We get most of the unwanted calories from added sugar drinks and foods such as processed foods like cereals, granola bars, breads, and cakes.
The following basics are a good place to start this holiday season (and for all meals in general throughout the year):
- Cut back on added sugar and refined carbohydrates. Diets that are high in sugar and refined carbs (white rice, sweet snack foods, white bread) and low in whole grains (brown rice, whole wheat) have been linked with health problems, while diets high in whole grains and low in refined carbohydrates tend to be linked with more positive outcomes.
- Celebrate by eating the foods you want in moderation: Don't skip meals because skipping a meal before a holiday party, instead of getting fewer calories for the day, you might end up getting more because people tend to overeat when they're hungry. Eating a small snack before a party can take the edge off. Eating fewer calories during the day. High-fiber foods, such as fruits and vegetables, which fill you up without a lot of calories, are good choices. For example, avocados, while they're high in fat and calories — just half of one packs 120 calories, about the equivalent of a slice of bread — avocados are low in sugar and rich in fiber. Incorporate oily fish like salmon into your diet and vegetables should be the cornerstone of your meals. "Eat food. Not too much. Mostly plants, (says journalist and food writer Michael Pollan)."
- Snack on nuts. Nuts are high in protein and can help stabilize blood-sugar levels — which, if they plummet, can make healthy people feel "hangry" (hungry and angry) and can be especially dangerous for people with diabetes. Nuts are also a good source of fiber, a key nutrient that helps aid digestion and keeps us feeling full.

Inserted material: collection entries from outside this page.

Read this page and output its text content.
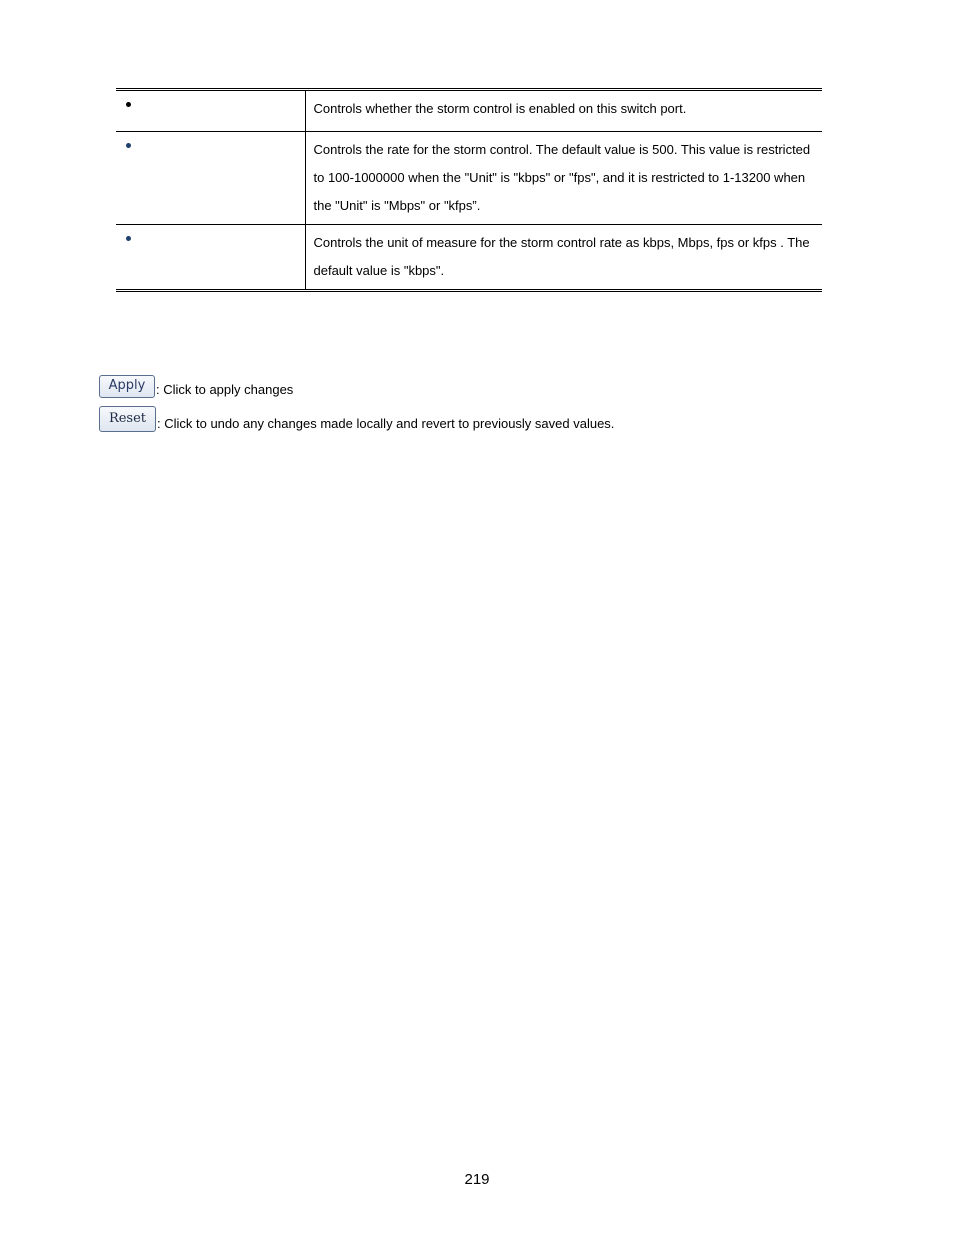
	Controls whether the storm control is enabled on this switch port.
	Controls the rate for the storm control. The default value is 500. This value is restricted to 100-1000000 when the "Unit" is "kbps" or "fps", and it is restricted to 1-13200 when the "Unit" is "Mbps" or "kfps”.
	Controls the unit of measure for the storm control rate as kbps, Mbps, fps or kfps . The default value is "kbps".
Apply : Click to apply changes
Reset : Click to undo any changes made locally and revert to previously saved values.
219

- Place and pace: Don't park yourself near the foodt table at holiday parties. Socialize at the opposite end of the room. Try to make just one pass through the food line and then eat slowly. If you're tempted to go through the line again, wait at least 10 to 20 minutes. The urge may pass.
- Limit portions: It's easy to over-serve yourself at holiday meals or parties. Try selecting only those foods you most want to eat. Try using the smallest plate available. Try to serve yourself only half of what you'd normally take. A bite or 2 may satisfy a craving.

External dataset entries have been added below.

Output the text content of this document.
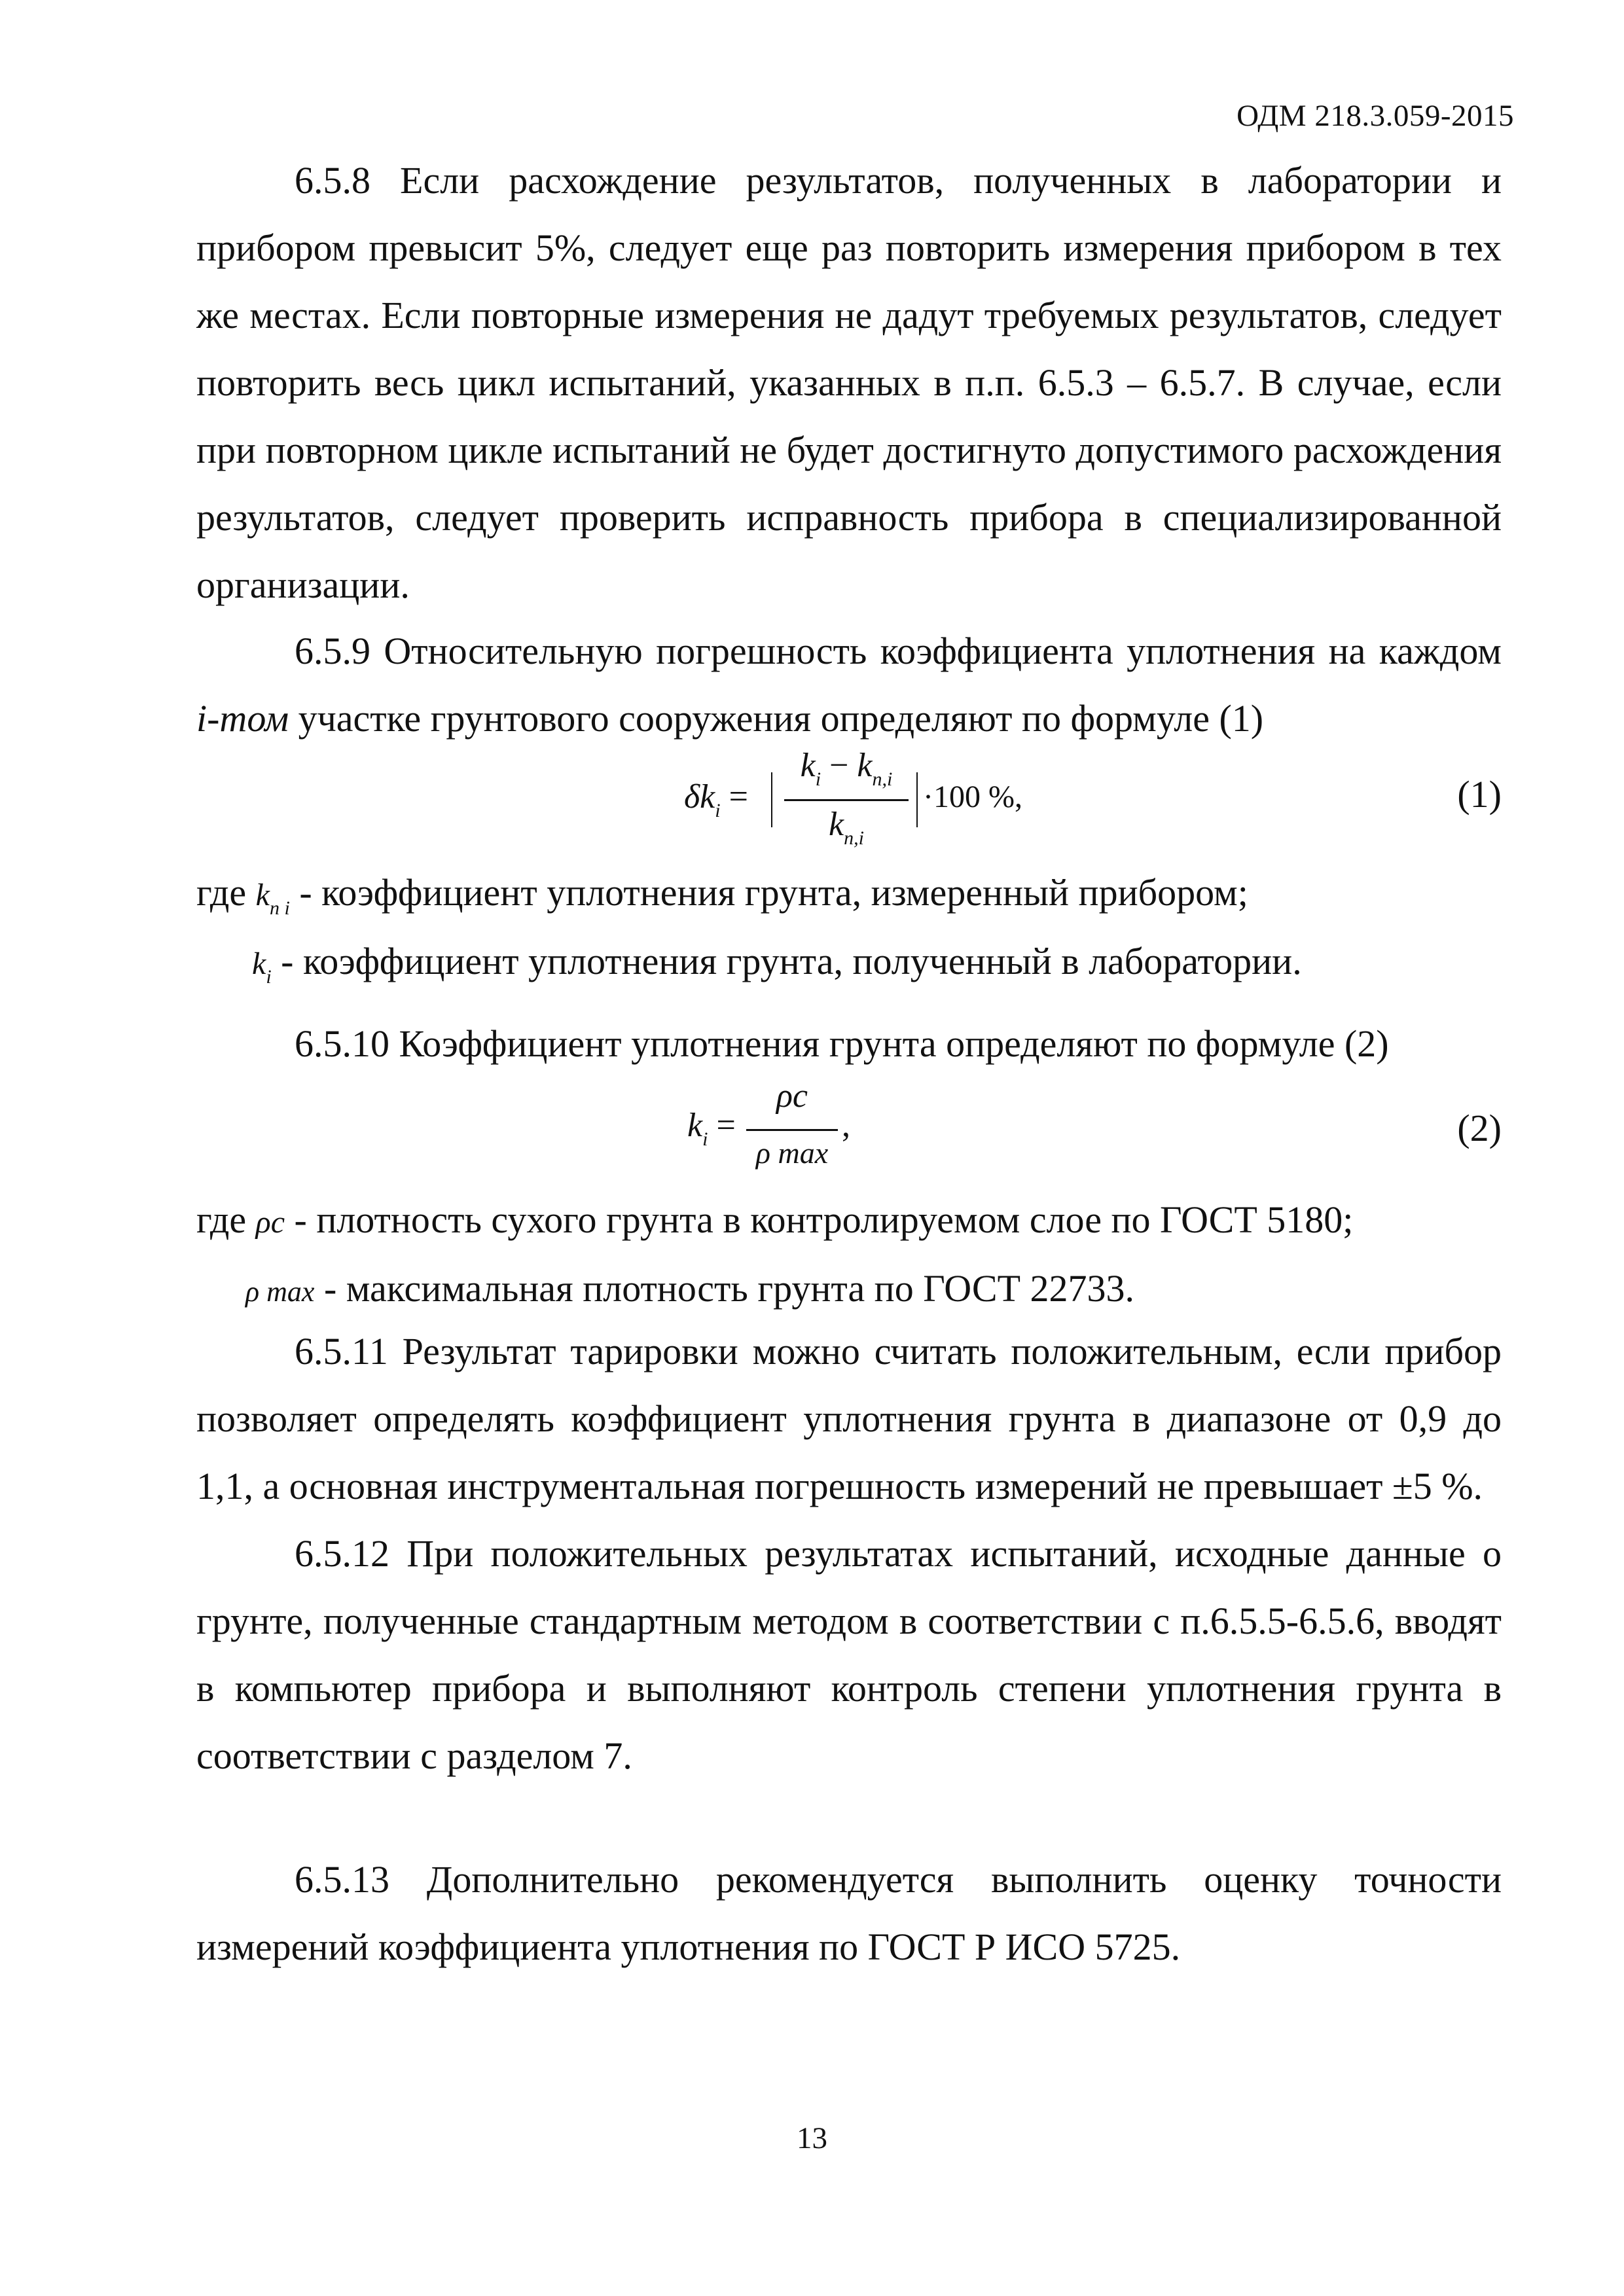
ОДМ 218.3.059-2015

6.5.8 Если расхождение результатов, полученных в лаборатории и прибором превысит 5%, следует еще раз повторить измерения прибором в тех же местах. Если повторные измерения не дадут требуемых результатов, следует повторить весь цикл испытаний, указанных в п.п. 6.5.3 – 6.5.7. В случае, если при повторном цикле испытаний не будет достигнуто допустимого расхождения результатов, следует проверить исправность прибора в специализированной организации.

6.5.9 Относительную погрешность коэффициента уплотнения на каждом i-том участке грунтового сооружения определяют по формуле (1)

$\delta k_i$ =
$k_i - k_{n,i}$
$k_{n,i}$
·100 %,	(1)
где $k_{n i}$ - коэффициент уплотнения грунта, измеренный прибором;
$k_i$ - коэффициент уплотнения грунта, полученный в лаборатории.

6.5.10 Коэффициент уплотнения грунта определяют по формуле (2)

$k_i$ =
ρc
ρ max
,	(2)
где ρc - плотность сухого грунта в контролируемом слое по ГОСТ 5180;
ρ max - максимальная плотность грунта по ГОСТ 22733.

6.5.11 Результат тарировки можно считать положительным, если прибор позволяет определять коэффициент уплотнения грунта в диапазоне от 0,9 до 1,1, а основная инструментальная погрешность измерений не превышает ±5 %.

6.5.12 При положительных результатах испытаний, исходные данные о грунте, полученные стандартным методом в соответствии с п.6.5.5-6.5.6, вводят в компьютер прибора и выполняют контроль степени уплотнения грунта в соответствии с разделом 7.

6.5.13 Дополнительно рекомендуется выполнить оценку точности измерений коэффициента уплотнения по ГОСТ Р ИСО 5725.

13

- Rethink drinks: Alcohol and sugary drinks can also contribute to weight gain. Try sparkling water with a lime twist.
- Exercise: Preventing weight gain requires you to use up the calories that you take in. You do that through physical activity. Try taking a stroll through your neighborhood to view holiday light displays. To burn more calories, instead of napping, get outside after a big holiday meal for a walk or a game of touch football.
- Weigh in: If you notice your weight going up, perhaps you'll have the inspiration you need to watch what you're eating a little more carefully or to become a bit more active.

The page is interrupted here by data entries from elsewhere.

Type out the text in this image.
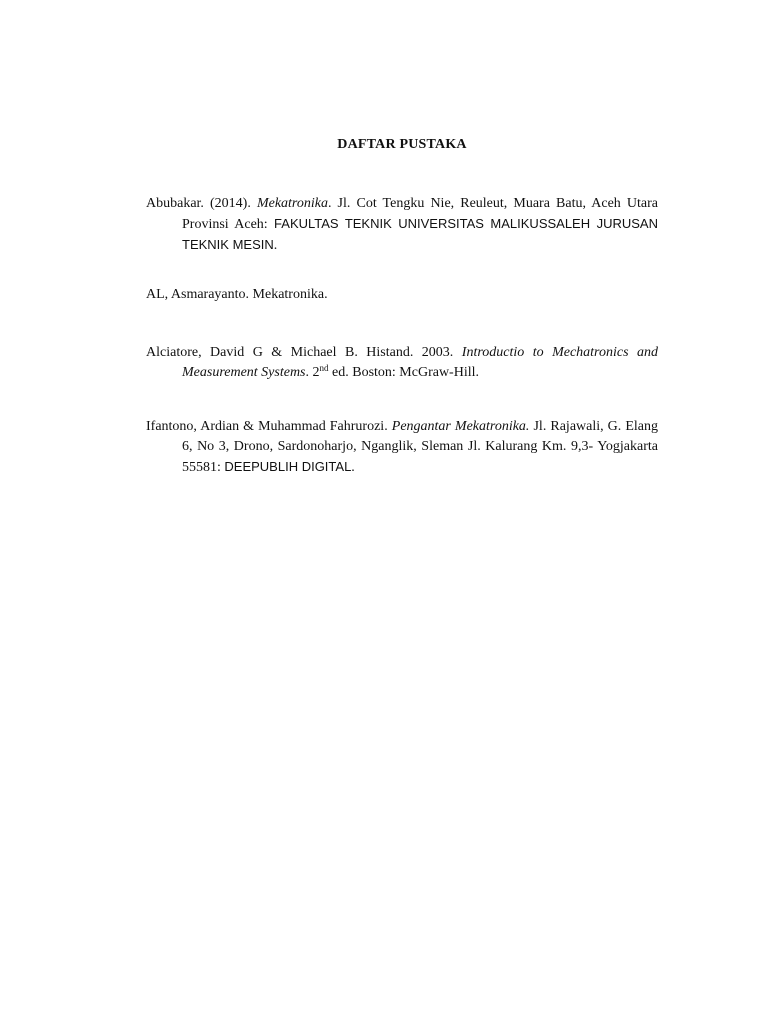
DAFTAR PUSTAKA

Abubakar. (2014). Mekatronika. Jl. Cot Tengku Nie, Reuleut, Muara Batu, Aceh Utara Provinsi Aceh: FAKULTAS TEKNIK UNIVERSITAS MALIKUSSALEH JURUSAN TEKNIK MESIN.

AL, Asmarayanto. Mekatronika.

Alciatore, David G & Michael B. Histand. 2003. Introductio to Mechatronics and Measurement Systems. 2nd ed. Boston: McGraw-Hill.

Ifantono, Ardian & Muhammad Fahrurozi. Pengantar Mekatronika. Jl. Rajawali, G. Elang 6, No 3, Drono, Sardonoharjo, Nganglik, Sleman Jl. Kalurang Km. 9,3- Yogjakarta 55581: DEEPUBLIH DIGITAL.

- Cook with care: Often, a simple ingredient substitution can reduce the fat and calories in your favorite recipes without sacrificing flavor. For example:
Use reduced-fat or nonfat cheeses in place of regular cheese in salads and casseroles.
Top dishes with sliced almonds rather than fried onion rings.
Bake muffins and quick breads, such as banana bread, using applesauce for a portion of the butter or oil. Substitute just a little at a time.